I was interested in using the MultiWOZ 2.4 evaluator implemented here. For my understanding, is the implementation in this PR complete & correct, and any remaining changes would be API and documentation improvements? If so I may try and use it, and could possibly even help resolve remaining issues if the PR is no longer active.

Thanks all for building such a useful tool! The discussion here has also been helpful for my understanding of the evaluation process.

kingb12 avatar Oct 02 '23 16:10 kingb12

@kingb12 This sounds like a great idea. Let's have a fresh look at the work and maybe ask one or two additional MultiWOZ experts to validate the work to be extra sure the evaluator is correct. @Tomiinek , apart from yourself, who do you think would be suited to sing off this evaluation PR?

alexcoca avatar Oct 03 '23 09:10 alexcoca

Hey guys,

I think I do not have enough capacity to meaningfully and thoroughly review (it has been a long time since I did something related to dialogs). If you guys are going to test it and finish the remaining bits, I would be more than happy to merge it ... just ping me.

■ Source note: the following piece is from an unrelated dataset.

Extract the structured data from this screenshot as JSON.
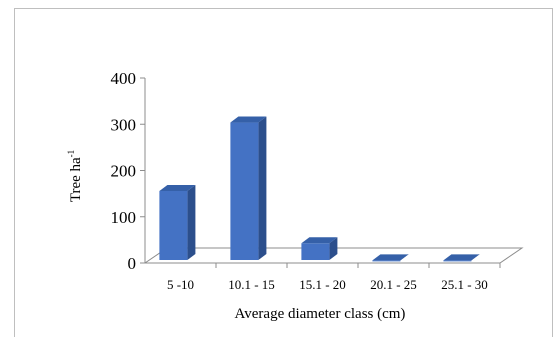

Maybe @tuetschek, @vojtsek or @oplatek could chimme in

Tomiinek avatar Oct 06 '23 13:10 Tomiinek

Thanks all! I can work on the remaining feedback from the open PR, testing, etc, unless someone else would prefer to. I'm also working on a few other things so it may take me a week or so, but I wanted to gauge whether this would be helpful. Appreciate the response and comments!

kingb12 avatar Oct 06 '23 15:10 kingb12